I know what you’re going through is a lot worse. My bullies never threw rocks at me. They never called me a monster or a freak because of a genetic condition. But know this: When people who only know your face try to tell you who you are, why should you listen?
Dear Jackson Bezzant:
Hi, my name is Leonard. I read your dad’s Facebook post about you and wanted to share some thoughts.
When I was your age, I was a shy, skinny kid with thick glasses, couldn’t play kickball to save my life, always had my head in a book, lived alone in my own little world. All of this drew bullies to me like moths to a porch light. I got punched a lot. I had my glasses broken more than once.
I know what you’re going through is a lot worse. My bullies never threw rocks at me. They never called me a monster or a freak. I never told my parents I wanted to wear a mask to school. I never told them I wanted to kill myself.
Your dad, Dan, said you were born seven years ago with something called Treacher Collins syndrome. He said people should look it up, so I did.
According to the National Institutes of Health, it’s a genetic condition that causes underdeveloped facial bones and tissue — your mom, Kelley, told The Washington Post you were born without cheekbones and had to have facial reconstruction surgery at just 13 months old. The condition can lead to a very small chin, downward slanting eyes and unusually shaped ears or none at all. It can also cause hearing and vision problems. Your dad says that when you talk, you sound like you’re under water, and many people have trouble understanding you.
Wow, Jackson. That’s a lot to deal with. And then, to have to deal with bullies on top of it? Incredible.
No wonder when your dad learned that you had no friends and felt everybody hated you, he wrote what he did on Facebook: “My heart is in pieces right now … my soul feels like it’s ripping from my chest.” … It’s also no surprise the post went viral.
I hear that a neighbor there in Ammon, Idaho, came right over with her sons, and the boys gave you toys and promised to look out for you and play with you at school. I hear you’ve been getting letters and encouragement from around the world. I hear you told your mom you made 165 friends at recess.
That’s a lot of friends, Jackson. I’m really happy for you. Still, there are two things I want you to know, things I want you to remember after all this attention has gone away, things I wish I’d understood when I was your age.
The first is that every person — even bullies — is dealing with some challenge in life that makes them feel small sometimes, feel sad and alone. It may be looks, health, a family situation, disability, poverty, weight, or something else entirely. It may be something less serious than Treacher Collins syndrome, it may be something a whole lot worse. But I promise you, you’re not the only one. We’re all struggling with something.

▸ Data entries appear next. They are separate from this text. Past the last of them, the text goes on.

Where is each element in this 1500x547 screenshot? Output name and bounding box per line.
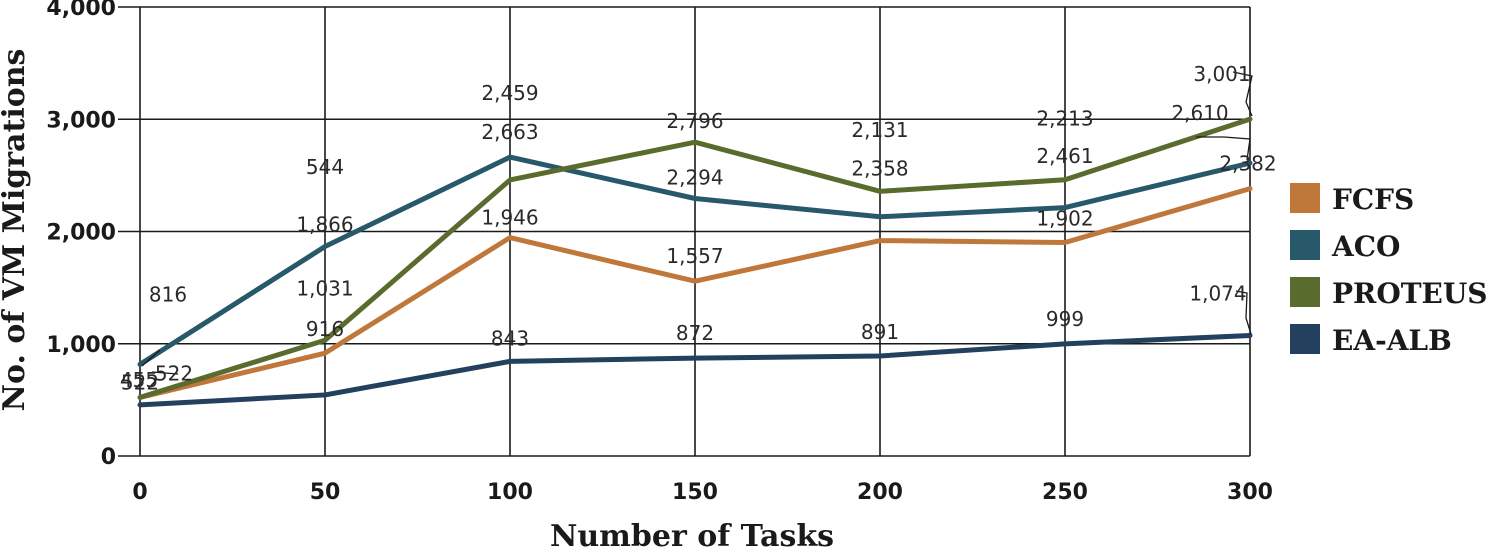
data-label: 1,031 xyxy=(296,276,353,300)
series-lines xyxy=(137,116,1253,408)
data-label: 2,294 xyxy=(666,165,723,189)
legend-label-ea-alb: EA-ALB xyxy=(1332,324,1452,357)
data-label: 916 xyxy=(306,317,344,341)
label-leader-line xyxy=(151,371,179,375)
x-axis-title: Number of Tasks xyxy=(550,519,834,547)
series-line-proteus xyxy=(137,116,1253,400)
legend-label-fcfs: FCFS xyxy=(1332,183,1414,216)
data-label: 1,946 xyxy=(481,206,538,230)
data-label: 843 xyxy=(491,326,529,350)
series-line-ea-alb xyxy=(137,332,1253,408)
label-leader-lines xyxy=(141,71,1253,375)
legend-swatch-ea-alb xyxy=(1290,324,1320,354)
x-tick-label: 150 xyxy=(672,480,718,505)
x-tick-label: 100 xyxy=(487,480,533,505)
data-label: 455 xyxy=(120,368,158,392)
data-label: 891 xyxy=(861,320,899,344)
data-label: 1,074 xyxy=(1189,281,1246,305)
x-tick-label: 300 xyxy=(1227,480,1273,505)
data-label: 2,131 xyxy=(851,118,908,142)
series-line-aco xyxy=(137,154,1253,367)
y-tick-label: 4,000 xyxy=(46,0,116,21)
data-label: 522 xyxy=(121,370,159,394)
data-labels: 5229161,9461,5571,9191,9022,3828161,8662… xyxy=(120,62,1277,394)
data-label: 1,557 xyxy=(666,244,723,268)
legend-label-proteus: PROTEUS xyxy=(1332,277,1488,310)
label-leader-line xyxy=(141,349,161,367)
data-label: 522 xyxy=(155,361,193,385)
x-tick-label: 0 xyxy=(132,480,147,505)
data-label: 2,610 xyxy=(1171,101,1228,125)
y-tick-label: 2,000 xyxy=(46,221,116,246)
data-label: 2,213 xyxy=(1036,107,1093,131)
data-label: 2,459 xyxy=(481,81,538,105)
tick-labels: 0 1,000 2,000 3,000 4,000 0 50 100 150 200 250 300 xyxy=(46,0,1273,505)
legend-swatch-aco xyxy=(1290,230,1320,260)
data-label: 2,796 xyxy=(666,109,723,133)
data-label: 1,866 xyxy=(296,213,353,237)
series-line-fcfs xyxy=(137,186,1253,400)
x-tick-label: 200 xyxy=(857,480,903,505)
y-axis-title: No. of VM Migrations xyxy=(0,49,32,412)
data-label: 1,902 xyxy=(1036,207,1093,231)
x-tick-label: 250 xyxy=(1042,480,1088,505)
y-tick-label: 3,000 xyxy=(46,108,116,133)
legend-label-aco: ACO xyxy=(1331,230,1400,263)
label-leader-line xyxy=(1232,71,1253,117)
label-leader-line xyxy=(1196,136,1251,161)
data-label: 2,382 xyxy=(1219,152,1276,176)
grid-lines xyxy=(118,6,1251,457)
data-label: 999 xyxy=(1046,307,1084,331)
legend-swatch-fcfs xyxy=(1290,183,1320,213)
data-label: 2,358 xyxy=(851,156,908,180)
data-label: 816 xyxy=(149,282,187,306)
legend: FCFS ACO PROTEUS EA-ALB xyxy=(1290,183,1488,357)
label-leader-line xyxy=(1235,290,1252,335)
y-tick-label: 1,000 xyxy=(46,333,116,358)
data-label: 872 xyxy=(676,321,714,345)
data-label: 2,663 xyxy=(481,120,538,144)
legend-swatch-proteus xyxy=(1290,277,1320,307)
x-tick-label: 50 xyxy=(310,480,341,505)
y-tick-label: 0 xyxy=(101,445,116,470)
data-label: 3,001 xyxy=(1193,62,1250,86)
data-label: 2,461 xyxy=(1036,144,1093,168)
data-label: 544 xyxy=(306,155,344,179)
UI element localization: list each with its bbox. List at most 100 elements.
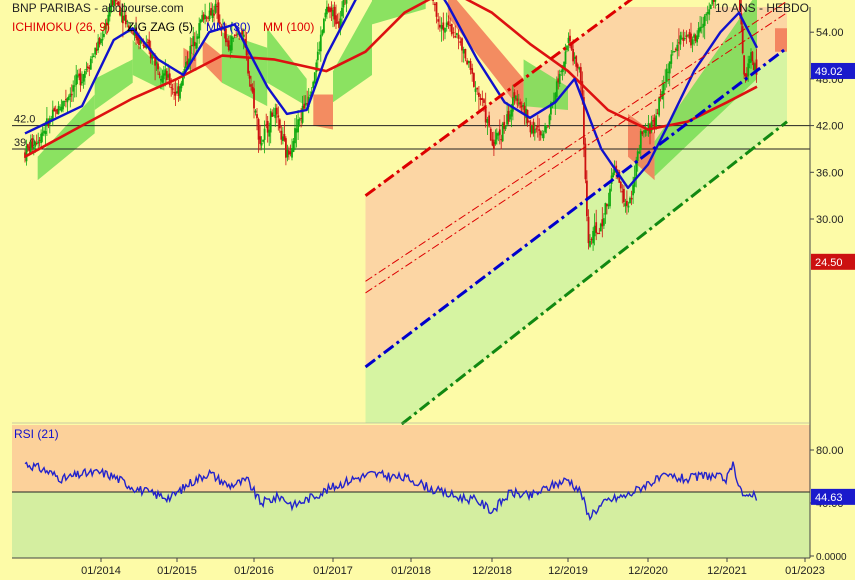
candle-body-446 — [699, 26, 701, 32]
candle-body-3 — [28, 146, 31, 151]
candle-body-35 — [75, 74, 78, 86]
candle-body-87 — [151, 54, 154, 60]
candle-body-55 — [104, 23, 107, 30]
candle-body-52 — [100, 39, 102, 44]
candle-body-345 — [545, 127, 548, 129]
mm100-line — [24, 0, 758, 158]
candle-body-184 — [295, 128, 298, 133]
candle-body-74 — [132, 32, 135, 35]
candle-body-21 — [54, 110, 57, 112]
candle-body-320 — [509, 114, 511, 120]
mm30-line — [24, 0, 759, 190]
candle-body-426 — [668, 61, 671, 74]
candle-body-13 — [43, 130, 45, 133]
candle-body-383 — [603, 218, 605, 226]
candle-body-442 — [693, 34, 695, 38]
candle-body-195 — [312, 81, 315, 88]
channel-top-line — [364, 0, 633, 197]
candle-body-398 — [626, 200, 628, 206]
candle-body-89 — [154, 56, 156, 66]
price-tick-label-2: 42.00 — [816, 121, 844, 133]
candle-body-308 — [491, 139, 494, 146]
cloud-segment-14 — [654, 0, 757, 177]
legend-ichimoku: ICHIMOKU (26, 9) — [12, 20, 111, 34]
candle-body-302 — [481, 98, 484, 100]
candle-body-105 — [177, 86, 180, 96]
candle-body-452 — [708, 9, 711, 15]
candle-body-47 — [92, 55, 95, 57]
candle-body-43 — [86, 66, 89, 69]
candle-body-213 — [339, 18, 342, 31]
legend-zigzag: ZIG ZAG (5) — [127, 20, 193, 34]
candle-body-41 — [84, 71, 86, 78]
candle-body-424 — [665, 68, 668, 82]
candle-body-10 — [38, 139, 41, 141]
candle-body-48 — [94, 47, 97, 55]
candle-body-188 — [301, 105, 304, 123]
candle-body-14 — [44, 131, 47, 135]
candle-body-128 — [211, 9, 214, 19]
candle-body-285 — [452, 32, 455, 34]
candle-body-301 — [479, 97, 482, 100]
candle-body-183 — [294, 128, 296, 144]
candle-body-311 — [495, 132, 498, 140]
candle-body-19 — [51, 109, 54, 119]
candle-body-113 — [189, 45, 192, 63]
candle-body-306 — [488, 115, 490, 127]
candle-body-68 — [123, 15, 126, 21]
candle-body-185 — [297, 119, 299, 133]
candle-body-0 — [24, 152, 26, 158]
candle-body-198 — [316, 51, 319, 61]
candle-body-148 — [241, 29, 244, 35]
candle-body-178 — [286, 149, 289, 158]
candle-body-86 — [149, 48, 152, 59]
candle-body-328 — [520, 105, 523, 108]
candle-body-155 — [251, 86, 254, 93]
candle-body-329 — [522, 105, 525, 107]
candle-body-310 — [494, 139, 497, 145]
candle-body-434 — [681, 37, 683, 39]
candle-body-67 — [122, 15, 124, 24]
rsi-tick-label-2: 80.00 — [816, 445, 844, 457]
candle-body-325 — [516, 98, 519, 101]
legend-mm100: MM (100) — [263, 20, 315, 34]
date-tick-label-5: 12/2018 — [472, 565, 512, 577]
candle-body-350 — [552, 100, 555, 103]
rsi-tick-label-0: 0.0000 — [816, 552, 847, 563]
candle-body-190 — [304, 103, 307, 106]
candle-body-342 — [541, 134, 544, 136]
candle-body-56 — [105, 22, 108, 26]
candle-body-111 — [186, 61, 189, 65]
candle-body-179 — [288, 150, 290, 155]
candle-body-367 — [578, 67, 581, 70]
candle-body-326 — [517, 102, 520, 104]
candle-body-154 — [250, 84, 252, 87]
candle-body-157 — [254, 110, 257, 113]
candle-body-153 — [248, 75, 251, 79]
candle-body-65 — [119, 6, 121, 16]
candle-body-334 — [529, 121, 532, 133]
trend-channel — [364, 0, 788, 454]
candle-body-483 — [752, 62, 755, 70]
candle-body-114 — [190, 44, 193, 46]
candle-body-479 — [747, 63, 750, 77]
candle-body-353 — [557, 78, 560, 83]
candle-body-46 — [91, 56, 94, 58]
candle-body-450 — [705, 13, 708, 16]
candle-body-75 — [133, 29, 136, 36]
candle-body-22 — [56, 109, 59, 114]
price-low-badge-value: 24.50 — [815, 257, 843, 269]
candle-body-181 — [291, 148, 293, 158]
cloud-segment-11 — [447, 0, 524, 114]
candle-body-108 — [182, 72, 184, 86]
candle-body-160 — [259, 136, 261, 144]
candle-body-31 — [69, 93, 72, 97]
candle-body-414 — [650, 121, 653, 132]
candle-body-365 — [575, 55, 578, 67]
candle-body-151 — [245, 45, 248, 56]
candle-body-24 — [59, 109, 61, 111]
candle-body-428 — [671, 51, 674, 53]
candle-body-96 — [164, 69, 167, 76]
candle-body-141 — [230, 36, 233, 51]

Which brings me to the second thing I want you to know, Jackson. We live in a culture where people often mistake how you look for how you are. They think you’re a good person if you look like a movie star, or you’re bad if you don’t.
But that’s silly. Nobody can know who you are just by looking at you. They can’t know how smart you are, how nice you are, or what makes you laugh. They can’t know your favorite movie or flavor of ice cream. So when people who only know your face try to tell you who you are, why should you listen?
The answer is, you shouldn’t.
Always remember, Jackson, you are not your cheekbones. You are not your ears. You are not your eyes or your voice. No, you are the one and only Jackson Bezzant. Never let your condition — or your bullies — define what that means. Make sure you define that for yourself.
Like I said, Jackson, everybody has something. The trick is to make sure your “something” doesn’t also have you.